Thirty minutes of disassembling the bike and we were off to our overnight destination, the Ivey Lodge B&B in Everglades City. This town sits right outside the Park, and the Lodge runs a canoe and kayak service as well. We had signed up for the six-hour kayak trip for day three of our Everglades adventure, and Louise was apprehensive of the physical demands, as she has never kayaked before. We had a tandem kayak, however, and Jeff assured her that all would be well. At the end of the day we both had slightly sore arm muscles, but agreed it was a magical day we will never forget!

Our guide drove us and 8 other kayakers, with a trailer full of kayaks, paddles, life vests and lunch, to a launch spot on the Turner River. Forget what you think rivers look like,
this thing was never wider than a narrow alley and never deeper than 3 feet. And those were the wide and deep places!
We first headed north, up-river, and after awhile took apart our kayak paddles and used just half, as a canoe paddle.
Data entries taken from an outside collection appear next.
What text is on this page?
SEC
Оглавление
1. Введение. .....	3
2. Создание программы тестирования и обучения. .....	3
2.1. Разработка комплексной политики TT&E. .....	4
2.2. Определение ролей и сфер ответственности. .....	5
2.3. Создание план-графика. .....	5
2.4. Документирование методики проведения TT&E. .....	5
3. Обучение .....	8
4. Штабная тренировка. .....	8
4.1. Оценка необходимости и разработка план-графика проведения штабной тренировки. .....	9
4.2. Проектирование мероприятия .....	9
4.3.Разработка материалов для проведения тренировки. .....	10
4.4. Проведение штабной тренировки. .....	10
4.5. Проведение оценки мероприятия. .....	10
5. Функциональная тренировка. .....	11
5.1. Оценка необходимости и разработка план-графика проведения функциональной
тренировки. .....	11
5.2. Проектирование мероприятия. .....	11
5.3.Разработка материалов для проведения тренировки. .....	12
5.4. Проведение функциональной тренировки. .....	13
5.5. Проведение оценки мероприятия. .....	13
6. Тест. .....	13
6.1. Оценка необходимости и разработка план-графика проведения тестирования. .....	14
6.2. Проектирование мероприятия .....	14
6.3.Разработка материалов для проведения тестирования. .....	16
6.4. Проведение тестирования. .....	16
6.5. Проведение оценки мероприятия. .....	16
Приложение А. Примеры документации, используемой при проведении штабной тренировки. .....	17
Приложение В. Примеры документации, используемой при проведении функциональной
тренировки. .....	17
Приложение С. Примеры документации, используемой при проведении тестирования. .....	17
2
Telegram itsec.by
When things got really tight, we pulled ourselves along through the brush on what seemed at times like little more than heavy dew. Around every bend there were egrets, herons, mudhens, anhingas, cormorants, and gators. Lots of gators.


Time to talk about gators. They've gotten bad press. They don't eat people. We are way too big. If really provoked they might snap at someone, or if a small child or a dog gets within range they will think "lunch," but full-sized people are not in any real danger. The standard advice is to keep 15 feet away, but that's as much to avoid stressing the alligator as it is to avoid any unfortunate encounters. Staying 15' away was a challenge on this small waterway, but we had no encounters, fortunate or otherwise.

After returning to the launch site for a stretch break -- your legs really do need it after two hours in a kayak -- we paddled down to where we could all watch a gator on the opposite shore, and had lunch sitting in our kayaks. No handouts to the gators, however -- there's a $600 fine, and it teaches really bad behavior to the gator and does create problems for other people in the future, whom the gator might view as a food source.

After lunch we paddled further downstream to
where the stream began to turn brackish. Freshwater plants cannot stand the slight salt content of the water here, but mangrove have adapted to it, and we were now in what is known as a "mangrove tunnel" cut through to allow boats to get by.
Pulling the kayak through by grabbing the mangrove was often more effective than paddling, and watching other boats struggle to maneuver through tight turns created amusement until you yourself got hung up. At last we reached a place where a ripple in the limestone bedrock created a round dip maybe 50' across where it was too deep for the mangrove, and we could all gather for a few minutes before starting back.

Yes, it was a very special day, and the view we got of the Everglades was so different than if we had stayed land-bound.
Our guide John also made it special with his tremendous knowledge of the flora and fauna -- he has a degree in wildlife biology -- and he identified what we saw but also explained things well, such as how dangerous is the life of a baby alligator, who have an even higher mortality rate
than 16-year-old males with new drivers licenses.

Well, time to get back on the bike. We're now in Naples, the car has been returned, and we have some sightseeing to do around town on the tandem before strapping on the panniers tomorrow and striking north. Thanks for staying with us for this longer-than-usual posting about this more-interesting-than-usual place, the Everglades.